With an ever growing desire to see more information with better quality, large screen displays have become quite popular. Increasing screen resolutions and sizes are continually emerging and made available in televisions, computer monitors, and other video devices. Until recent times, large screen displays were typically too costly, physically unwieldy, or simply unavailable. Video projectors provided one solution, enabling a wide range of communication and entertainment functions by offering a significantly greater display area relatively inexpensively. These devices have found application in conference rooms for presentations, home theaters, classroom training, and advertising billboard displays.
Similar to other video device technologies, video projectors continue to advance their displayable pixel resolution and light output. Today commodity projectors are brighter, offer better quality, and are often less expensive than those of prior years. Highly portable projectors (in both weight and size) are also becoming readily available. No longer do commodity projectors remain constrained to dimly lit rooms with well prepared display surfaces. A video projector's small physical size relative to its large projection output therefore remains appealing.
Even with these improvements, however, it is still difficult or impossible for a single commodity projector to achieve very high resolutions, project over vast areas, or create bright projections on very bright surface areas (for example, near day lit windows). Applications demanding such display qualities, however, are becoming more desirable. The benefits of increased resolution, brightness, and larger display surface area have proven useful for reaching bigger audiences and providing full-scale life-sized immersive environments. Unfortunately, construction of such large displays is complex and costly.
One common technique, such as grouping multiple projectors together and tiling their projection output to produce large screen displays of any desired size, presents challenging problems with registration (that is, alignment of projector pixels). Color and luminosity variance across separate devices and even within a given device is difficult to correct. Minor shape or geometric inconsistencies of the display surface can also hinder adequate results.
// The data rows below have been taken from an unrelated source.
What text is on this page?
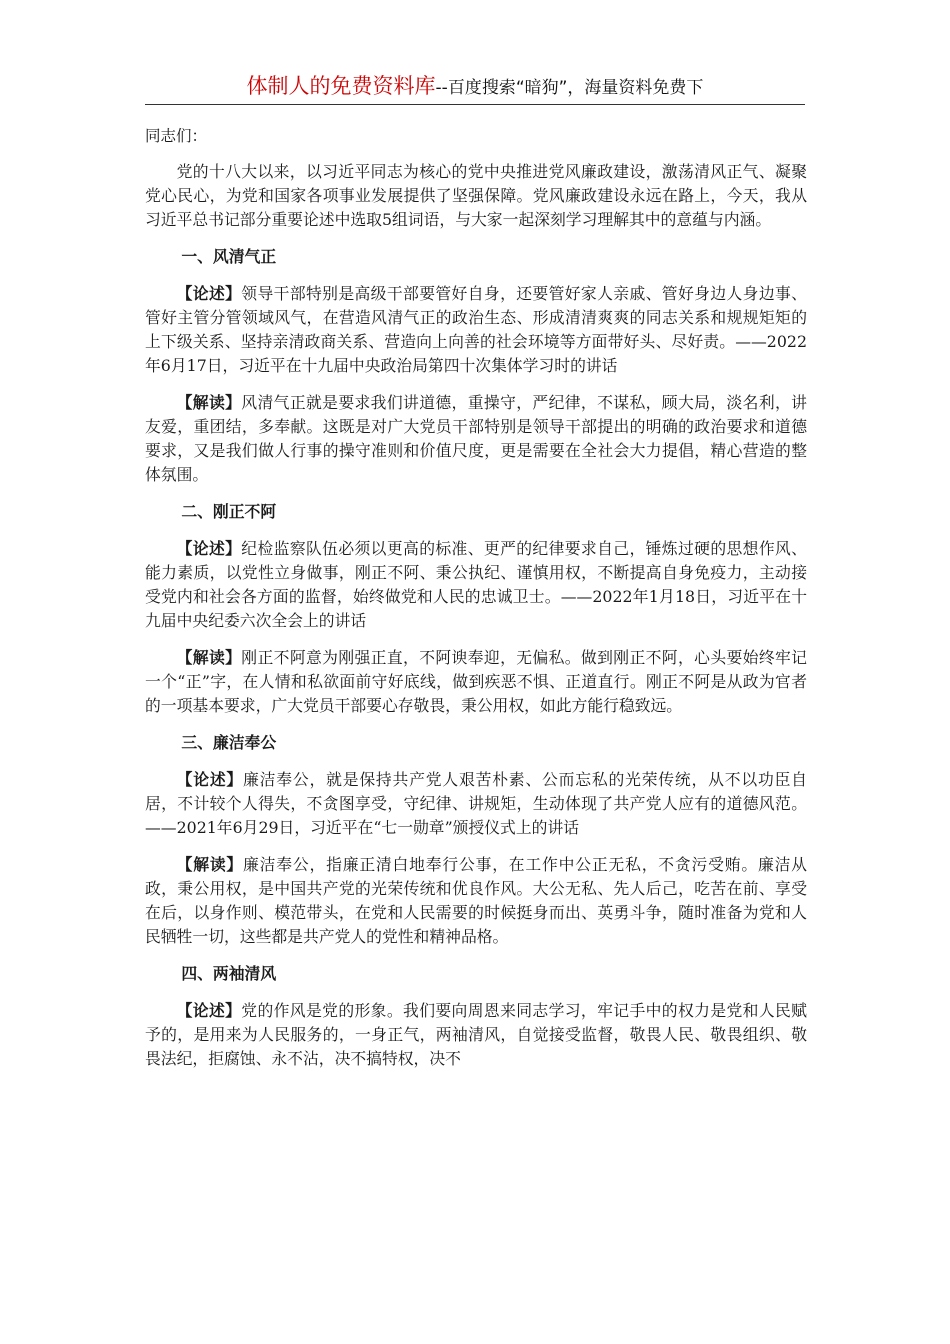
体制人的免费资料库--百度搜索“暗狗”，海量资料免费下
同志们：

党的十八大以来，以习近平同志为核心的党中央推进党风廉政建设，激荡清风正气、凝聚党心民心，为党和国家各项事业发展提供了坚强保障。党风廉政建设永远在路上，今天，我从习近平总书记部分重要论述中选取5组词语，与大家一起深刻学习理解其中的意蕴与内涵。

一、风清气正

【论述】领导干部特别是高级干部要管好自身，还要管好家人亲戚、管好身边人身边事、管好主管分管领域风气，在营造风清气正的政治生态、形成清清爽爽的同志关系和规规矩矩的上下级关系、坚持亲清政商关系、营造向上向善的社会环境等方面带好头、尽好责。——2022年6月17日，习近平在十九届中央政治局第四十次集体学习时的讲话

【解读】风清气正就是要求我们讲道德，重操守，严纪律，不谋私，顾大局，淡名利，讲友爱，重团结，多奉献。这既是对广大党员干部特别是领导干部提出的明确的政治要求和道德要求，又是我们做人行事的操守准则和价值尺度，更是需要在全社会大力提倡，精心营造的整体氛围。

二、刚正不阿

【论述】纪检监察队伍必须以更高的标准、更严的纪律要求自己，锤炼过硬的思想作风、能力素质，以党性立身做事，刚正不阿、秉公执纪、谨慎用权，不断提高自身免疫力，主动接受党内和社会各方面的监督，始终做党和人民的忠诚卫士。——2022年1月18日，习近平在十九届中央纪委六次全会上的讲话

【解读】刚正不阿意为刚强正直，不阿谀奉迎，无偏私。做到刚正不阿，心头要始终牢记一个“正”字，在人情和私欲面前守好底线，做到疾恶不惧、正道直行。刚正不阿是从政为官者的一项基本要求，广大党员干部要心存敬畏，秉公用权，如此方能行稳致远。

三、廉洁奉公

【论述】廉洁奉公，就是保持共产党人艰苦朴素、公而忘私的光荣传统，从不以功臣自居，不计较个人得失，不贪图享受，守纪律、讲规矩，生动体现了共产党人应有的道德风范。——2021年6月29日，习近平在“七一勋章”颁授仪式上的讲话

【解读】廉洁奉公，指廉正清白地奉行公事，在工作中公正无私，不贪污受贿。廉洁从政，秉公用权，是中国共产党的光荣传统和优良作风。大公无私、先人后己，吃苦在前、享受在后，以身作则、模范带头，在党和人民需要的时候挺身而出、英勇斗争，随时准备为党和人民牺牲一切，这些都是共产党人的党性和精神品格。

四、两袖清风

【论述】党的作风是党的形象。我们要向周恩来同志学习，牢记手中的权力是党和人民赋予的，是用来为人民服务的，一身正气，两袖清风，自觉接受监督，敬畏人民、敬畏组织、敬畏法纪，拒腐蚀、永不沾，决不搞特权，决不
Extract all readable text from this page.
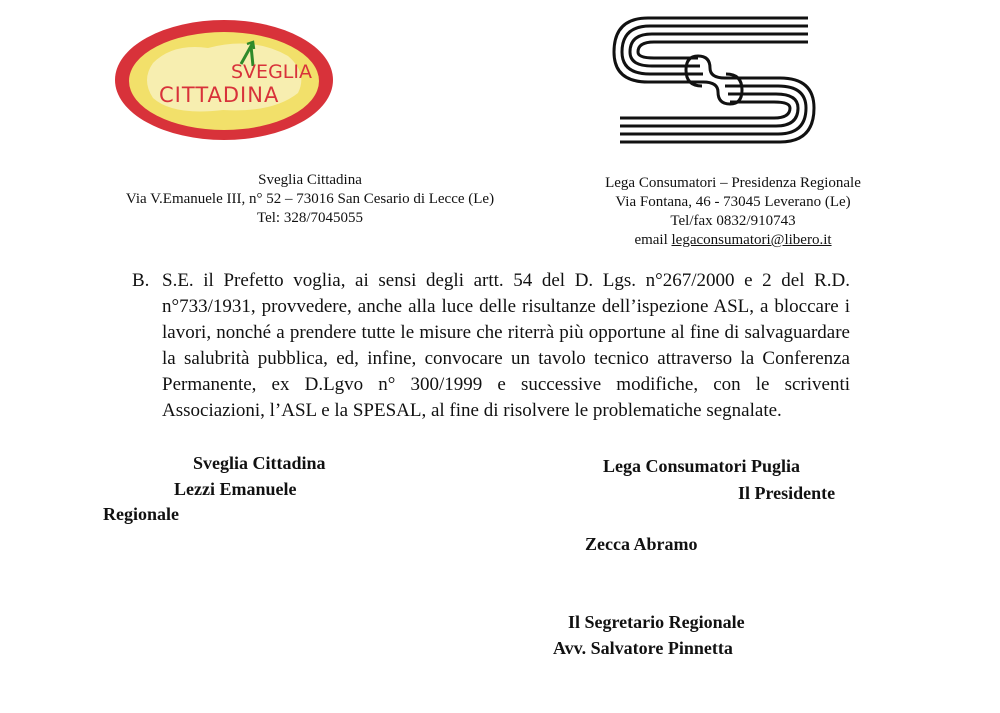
SVEGLIA
CITTADINA
Sveglia Cittadina
Via V.Emanuele III, n° 52 – 73016 San Cesario di Lecce (Le)
Tel: 328/7045055
Lega Consumatori – Presidenza Regionale
Via Fontana, 46 - 73045 Leverano (Le)
Tel/fax 0832/910743
email legaconsumatori@libero.it
B. S.E. il Prefetto voglia, ai sensi degli artt. 54 del D. Lgs. n°267/2000 e 2 del R.D. n°733/1931, provvedere, anche alla luce delle risultanze dell’ispezione ASL, a bloccare i lavori, nonché a prendere tutte le misure che riterrà più opportune al fine di salvaguardare la salubrità pubblica, ed, infine, convocare un tavolo tecnico attraverso la Conferenza Permanente, ex D.Lgvo n° 300/1999 e successive modifiche, con le scriventi Associazioni, l’ASL e la SPESAL, al fine di risolvere le problematiche segnalate.
Sveglia Cittadina
Lezzi Emanuele
Regionale
Lega Consumatori Puglia
Il Presidente
Zecca Abramo
Il Segretario Regionale
Avv. Salvatore Pinnetta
Projector lumens, or light output, may not be adequate for brighter locations. Synchronizing content delivery to the individual components forming in the larger display are additional hurdles to solve.
Solutions to some of these system problems take many forms. Many require precise pixel and color alignment using manual methods that require physical adjustment of the projector placement. If the output pixels from one projector are not close enough to those from another projector, a visible gap may occur between the projections on the composite display. Likewise, overlapping pixels across projectors produce bright seams that are also objectionable. High-end projectors with specialized lens optics or edge blending/blurring filters may be available to reduce some of these troubles, but are far from optimal.
Specialized projectors and mounting hardware, measurement tools, and tedious calibration methods are additional requirements that add to the resource costs and complexities of physical projector alignment which can become too demanding too for the average user. The advanced skills and time requirements are more than most will invest. In many configurations, physical alignment may even be impossible using projectors with limited optic pathways, or with even slightly irregular display surfaces. When changes are necessary to replace failed lamps, the calibration methods often need repeating.
What is needed is a system that provides an easy calibration and playback mechanism offering the typical user an automated method to create a composite display from a set of commodity projectors. This method should offer a relatively quick one-time calibration function to be performed once after casual projector placement or changes.